В горле его словно бы какая-то затычка сидела, мешала не то, чтобы есть или говорить – даже дышать мешала. Ирина говорила мало. Заливался, занимал стол различными байками лишь Ксан-Ваныч – старпом. Это он умел делать, как никто.
В борт «Трои» всадилось что-то тяжелое, корабль колыхнулся. Командир выразительно глянул на старпома:
– Ксан-Ваныч!
Тот вскинул ладонь к виску, второй ладонью прикрыл себе темя – отдавать честь с непокрытой головой не положено.
– Й-йесть! – действительно, вдруг к ним в борт въехала подводная лодка?
Старпом проворно выметнулся из кают-компании.
Вернулся скоро. Доложил командиру:
– Волна уже выше сельсовета, Игорь Валерьевич.
– Хорошее сравнение… Значит, шторм нарастает.
Михалыч подал на стол фирменное второе – рыбу в подкопченном венгерском беконе. На горячих ветчинных ломтиках лопались пузырьки масла, но командир остановил его:
– Михалыч, пусть это искусство осваивают официанты из ресторана «Бристоль», а мы люди простые, – Михальчук перехватил у кока широкие щипцы, положил пару свернутых конвертом, чтобы не вытекал сок, кусков на тарелку Ирине, положил себе и передал щипцы старпому: – Действуй, Ксан-Ваныч!
Принцип старшинства во время обеда соблюдался так же строго, как и во время какой-нибудь погони за нарушителем государственной границы или схватки с неприятелем, где все команды исходят только от старшего на корабле, все остальные распоряжения – это команды подчиненных людей.
Ирина поймала на себе взгляд Корнешова – внимательный, долгий, а в общем-то очень знакомый, она еще не забыла этот взгляд… При мысли о прошлом у нее невольно защемило сердце. Отметила невольно: это взгляд надежного человека.
Подумала и о том, что такой взгляд может быть сигналом к примирению. Словно бы почувствовав что-то, Корнешов отвел глаза в сторону. На щеках у него вздулись и тут же опали желваки.
Так всегда бывало у Корнешова, когда он начинал волноваться. Заволновался он и сейчас. Но по какой причине? Что вывело его из ровного состояния?..
Самым разговорчивым за столом обычно бывал старпом: Ксан-Ваныча хлебом не корми, дай только о чем-нибудь поговорить.

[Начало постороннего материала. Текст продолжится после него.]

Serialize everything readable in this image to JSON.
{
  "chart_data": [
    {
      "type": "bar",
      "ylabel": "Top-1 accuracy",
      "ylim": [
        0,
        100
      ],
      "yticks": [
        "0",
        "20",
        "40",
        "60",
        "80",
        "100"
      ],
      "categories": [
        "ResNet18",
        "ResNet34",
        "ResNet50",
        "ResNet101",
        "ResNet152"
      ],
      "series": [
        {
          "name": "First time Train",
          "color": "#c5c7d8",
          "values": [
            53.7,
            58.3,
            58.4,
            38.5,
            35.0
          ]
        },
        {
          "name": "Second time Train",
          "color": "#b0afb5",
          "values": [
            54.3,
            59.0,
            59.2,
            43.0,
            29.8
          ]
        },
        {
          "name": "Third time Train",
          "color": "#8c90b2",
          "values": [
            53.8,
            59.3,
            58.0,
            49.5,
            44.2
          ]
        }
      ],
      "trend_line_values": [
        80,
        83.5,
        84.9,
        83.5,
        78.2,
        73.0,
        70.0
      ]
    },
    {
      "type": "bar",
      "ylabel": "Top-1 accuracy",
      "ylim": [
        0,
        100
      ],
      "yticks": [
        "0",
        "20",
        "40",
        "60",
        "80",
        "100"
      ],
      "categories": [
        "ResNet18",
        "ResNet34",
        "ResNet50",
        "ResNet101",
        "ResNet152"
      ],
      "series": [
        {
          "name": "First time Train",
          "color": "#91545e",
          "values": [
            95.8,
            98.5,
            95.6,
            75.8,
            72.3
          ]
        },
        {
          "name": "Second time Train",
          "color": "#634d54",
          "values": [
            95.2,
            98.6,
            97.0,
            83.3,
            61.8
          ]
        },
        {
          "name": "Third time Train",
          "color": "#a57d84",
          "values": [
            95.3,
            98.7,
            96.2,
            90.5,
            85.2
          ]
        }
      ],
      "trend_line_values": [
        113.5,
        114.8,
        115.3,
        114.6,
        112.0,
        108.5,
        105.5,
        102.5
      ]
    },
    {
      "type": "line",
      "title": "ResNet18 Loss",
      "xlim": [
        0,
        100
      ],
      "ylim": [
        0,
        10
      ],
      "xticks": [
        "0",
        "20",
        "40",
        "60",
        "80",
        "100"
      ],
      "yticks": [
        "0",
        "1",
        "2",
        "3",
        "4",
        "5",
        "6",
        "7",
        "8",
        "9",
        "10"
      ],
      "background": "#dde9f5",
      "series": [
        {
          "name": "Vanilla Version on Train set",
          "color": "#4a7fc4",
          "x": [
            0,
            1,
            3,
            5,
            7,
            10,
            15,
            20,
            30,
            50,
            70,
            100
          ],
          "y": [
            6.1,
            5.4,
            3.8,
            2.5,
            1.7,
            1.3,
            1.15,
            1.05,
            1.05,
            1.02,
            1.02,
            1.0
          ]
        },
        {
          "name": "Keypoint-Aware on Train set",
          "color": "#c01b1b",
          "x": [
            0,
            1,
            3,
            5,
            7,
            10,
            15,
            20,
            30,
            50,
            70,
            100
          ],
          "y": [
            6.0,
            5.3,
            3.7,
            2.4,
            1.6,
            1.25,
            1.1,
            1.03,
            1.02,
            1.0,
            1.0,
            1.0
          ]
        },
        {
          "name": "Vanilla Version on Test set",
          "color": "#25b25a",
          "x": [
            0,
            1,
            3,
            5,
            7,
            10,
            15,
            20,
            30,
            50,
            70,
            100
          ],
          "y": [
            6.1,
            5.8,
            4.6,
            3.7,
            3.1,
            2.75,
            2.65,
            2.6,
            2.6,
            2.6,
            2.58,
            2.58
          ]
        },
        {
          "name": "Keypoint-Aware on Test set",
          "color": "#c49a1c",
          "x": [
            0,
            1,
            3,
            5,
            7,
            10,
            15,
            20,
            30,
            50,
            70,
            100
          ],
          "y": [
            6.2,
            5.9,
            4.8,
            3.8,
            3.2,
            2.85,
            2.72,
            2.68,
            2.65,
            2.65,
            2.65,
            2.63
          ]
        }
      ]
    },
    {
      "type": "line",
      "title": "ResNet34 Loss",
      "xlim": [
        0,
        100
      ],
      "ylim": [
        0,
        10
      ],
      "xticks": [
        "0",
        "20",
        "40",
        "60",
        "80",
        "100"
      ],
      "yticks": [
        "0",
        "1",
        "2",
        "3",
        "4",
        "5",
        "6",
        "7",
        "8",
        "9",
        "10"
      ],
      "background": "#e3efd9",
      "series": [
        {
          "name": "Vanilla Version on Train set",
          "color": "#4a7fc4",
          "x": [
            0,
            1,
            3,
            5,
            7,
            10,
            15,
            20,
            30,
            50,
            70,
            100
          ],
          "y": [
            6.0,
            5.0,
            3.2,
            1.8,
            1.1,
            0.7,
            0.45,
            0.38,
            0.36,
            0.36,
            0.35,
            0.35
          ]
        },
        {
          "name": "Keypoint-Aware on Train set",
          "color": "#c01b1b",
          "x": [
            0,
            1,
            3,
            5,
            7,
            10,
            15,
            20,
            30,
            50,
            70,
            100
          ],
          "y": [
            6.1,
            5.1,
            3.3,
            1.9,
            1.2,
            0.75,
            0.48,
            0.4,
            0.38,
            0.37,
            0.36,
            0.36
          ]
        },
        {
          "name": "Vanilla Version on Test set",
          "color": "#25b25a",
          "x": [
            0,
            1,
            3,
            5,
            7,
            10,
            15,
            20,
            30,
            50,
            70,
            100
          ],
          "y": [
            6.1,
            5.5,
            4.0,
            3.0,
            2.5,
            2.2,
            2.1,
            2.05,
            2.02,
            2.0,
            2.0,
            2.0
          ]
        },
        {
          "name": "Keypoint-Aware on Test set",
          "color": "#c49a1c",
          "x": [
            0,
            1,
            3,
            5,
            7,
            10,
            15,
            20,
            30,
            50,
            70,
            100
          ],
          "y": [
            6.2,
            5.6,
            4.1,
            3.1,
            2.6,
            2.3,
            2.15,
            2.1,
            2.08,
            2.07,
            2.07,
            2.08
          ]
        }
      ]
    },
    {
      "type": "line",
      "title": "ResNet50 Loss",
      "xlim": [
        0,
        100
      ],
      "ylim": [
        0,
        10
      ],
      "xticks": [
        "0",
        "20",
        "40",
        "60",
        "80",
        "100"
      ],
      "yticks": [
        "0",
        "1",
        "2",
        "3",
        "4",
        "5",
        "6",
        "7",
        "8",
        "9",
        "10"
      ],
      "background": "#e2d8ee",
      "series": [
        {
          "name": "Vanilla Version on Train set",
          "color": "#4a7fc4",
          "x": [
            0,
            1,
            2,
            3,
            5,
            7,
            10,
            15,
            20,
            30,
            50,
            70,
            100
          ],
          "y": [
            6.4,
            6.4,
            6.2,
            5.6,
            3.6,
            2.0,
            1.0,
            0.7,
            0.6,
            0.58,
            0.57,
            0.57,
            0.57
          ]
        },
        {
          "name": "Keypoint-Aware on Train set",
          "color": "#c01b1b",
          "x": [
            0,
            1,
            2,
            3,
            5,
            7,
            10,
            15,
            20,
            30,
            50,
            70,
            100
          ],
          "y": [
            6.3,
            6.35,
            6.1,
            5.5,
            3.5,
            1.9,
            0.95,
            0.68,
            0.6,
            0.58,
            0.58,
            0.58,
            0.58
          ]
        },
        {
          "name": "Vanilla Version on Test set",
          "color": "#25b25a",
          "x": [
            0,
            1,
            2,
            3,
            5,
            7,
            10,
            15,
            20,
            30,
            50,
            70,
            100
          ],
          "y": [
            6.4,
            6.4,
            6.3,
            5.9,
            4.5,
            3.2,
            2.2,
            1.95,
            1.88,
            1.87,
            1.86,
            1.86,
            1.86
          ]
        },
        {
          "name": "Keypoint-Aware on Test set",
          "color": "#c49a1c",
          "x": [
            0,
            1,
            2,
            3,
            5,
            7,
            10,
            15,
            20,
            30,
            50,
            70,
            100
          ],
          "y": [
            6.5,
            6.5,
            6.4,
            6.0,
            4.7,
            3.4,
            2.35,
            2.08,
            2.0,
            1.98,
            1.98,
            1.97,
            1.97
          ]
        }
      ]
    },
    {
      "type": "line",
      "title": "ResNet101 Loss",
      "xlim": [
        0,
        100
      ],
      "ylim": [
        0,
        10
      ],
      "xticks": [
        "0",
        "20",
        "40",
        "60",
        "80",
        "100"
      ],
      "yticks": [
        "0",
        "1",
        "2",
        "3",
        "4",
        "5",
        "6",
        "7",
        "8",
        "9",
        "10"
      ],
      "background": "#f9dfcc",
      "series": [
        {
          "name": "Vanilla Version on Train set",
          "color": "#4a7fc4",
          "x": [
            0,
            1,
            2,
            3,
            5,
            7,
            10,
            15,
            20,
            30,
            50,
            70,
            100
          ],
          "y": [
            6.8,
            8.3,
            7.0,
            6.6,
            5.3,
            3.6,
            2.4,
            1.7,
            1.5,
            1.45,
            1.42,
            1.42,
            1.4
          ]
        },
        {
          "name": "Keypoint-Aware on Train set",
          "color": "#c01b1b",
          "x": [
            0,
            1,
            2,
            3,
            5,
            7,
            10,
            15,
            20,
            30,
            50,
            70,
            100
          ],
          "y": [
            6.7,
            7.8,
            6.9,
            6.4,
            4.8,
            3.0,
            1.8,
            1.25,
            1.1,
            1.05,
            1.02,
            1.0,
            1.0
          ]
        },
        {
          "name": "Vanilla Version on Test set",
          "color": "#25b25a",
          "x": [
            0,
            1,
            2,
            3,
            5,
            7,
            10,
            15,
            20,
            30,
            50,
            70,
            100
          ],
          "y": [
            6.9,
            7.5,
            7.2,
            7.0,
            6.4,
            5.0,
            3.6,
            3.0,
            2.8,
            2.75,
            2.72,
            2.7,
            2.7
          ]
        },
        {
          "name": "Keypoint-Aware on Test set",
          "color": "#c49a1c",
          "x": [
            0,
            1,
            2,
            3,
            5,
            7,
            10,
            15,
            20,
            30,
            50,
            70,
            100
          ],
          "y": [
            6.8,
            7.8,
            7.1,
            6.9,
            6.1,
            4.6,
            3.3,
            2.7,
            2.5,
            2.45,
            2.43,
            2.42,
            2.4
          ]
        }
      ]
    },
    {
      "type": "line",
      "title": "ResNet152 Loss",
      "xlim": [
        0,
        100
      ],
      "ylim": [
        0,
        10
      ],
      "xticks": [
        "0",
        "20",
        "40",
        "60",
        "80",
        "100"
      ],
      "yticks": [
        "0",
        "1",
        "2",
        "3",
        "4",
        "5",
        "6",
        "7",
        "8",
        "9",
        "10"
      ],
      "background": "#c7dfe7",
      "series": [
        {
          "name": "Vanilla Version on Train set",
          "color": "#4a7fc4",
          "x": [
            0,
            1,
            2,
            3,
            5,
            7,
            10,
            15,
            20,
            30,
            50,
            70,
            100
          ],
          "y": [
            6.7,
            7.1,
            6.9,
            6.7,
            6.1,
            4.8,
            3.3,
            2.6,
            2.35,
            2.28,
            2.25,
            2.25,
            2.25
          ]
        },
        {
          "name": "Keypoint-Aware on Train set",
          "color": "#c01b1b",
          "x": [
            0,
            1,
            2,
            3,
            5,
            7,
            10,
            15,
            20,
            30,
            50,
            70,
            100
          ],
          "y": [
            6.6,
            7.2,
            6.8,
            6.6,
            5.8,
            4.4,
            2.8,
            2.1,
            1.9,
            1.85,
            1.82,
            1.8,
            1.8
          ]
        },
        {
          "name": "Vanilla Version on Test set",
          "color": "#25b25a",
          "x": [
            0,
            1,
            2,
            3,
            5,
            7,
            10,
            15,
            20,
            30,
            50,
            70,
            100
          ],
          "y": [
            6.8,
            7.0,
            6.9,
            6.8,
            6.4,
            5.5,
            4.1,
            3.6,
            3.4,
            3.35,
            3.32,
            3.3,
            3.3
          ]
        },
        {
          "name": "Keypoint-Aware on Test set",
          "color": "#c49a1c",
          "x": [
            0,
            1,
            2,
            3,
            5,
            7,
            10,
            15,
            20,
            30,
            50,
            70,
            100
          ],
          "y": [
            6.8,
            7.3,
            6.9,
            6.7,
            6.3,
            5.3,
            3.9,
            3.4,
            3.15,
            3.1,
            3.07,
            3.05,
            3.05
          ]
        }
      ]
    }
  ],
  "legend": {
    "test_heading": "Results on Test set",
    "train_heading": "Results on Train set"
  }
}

Темы для разговора могли быть самые разные, да он их, собственно, и не выбирал: мог прочитать целую лекцию о том, как из оленьих рогов сварить компот, а из селедочных хвостов – земляничный джем, местный камень, именуемый «лопарской кровью», превращать в золото девяносто шестой пробы, из китовых зубов вырезать затейливые фигурки и выдавать их за дорогие изделия из слоновой кости, из огурцов гнать самогон, а обломок ножа превращать в целый нож – словом, разговорных тем, где бы Ксан-Ваныч не плавал, как рыба в воде, не существовало.
– Ирина Александровна, позвольте полюбопытствовать, тема вашего задания – открытая или закрытая?
– Старпом, ай-ай-ай, – попробовал осадить Ксан-Ваныча Михальчук, но старпом сделал вид, что не услышал командира.
– Ничего закрытого, – улыбнувшись едва приметно, произнесла гостья, – я занимаюсь сохранением биоресурсов…
– Ну, этим занимается вся пограничная служба России.
– Пограничная служба России занимается кое-чем еще, товарищ капитан третьего ранга, а я – только сохранением биоресурсов.
– Значит, тресочкой интересуетесь, Ирина Александровна?
– Никак нет! Крабами, с вашего позволения.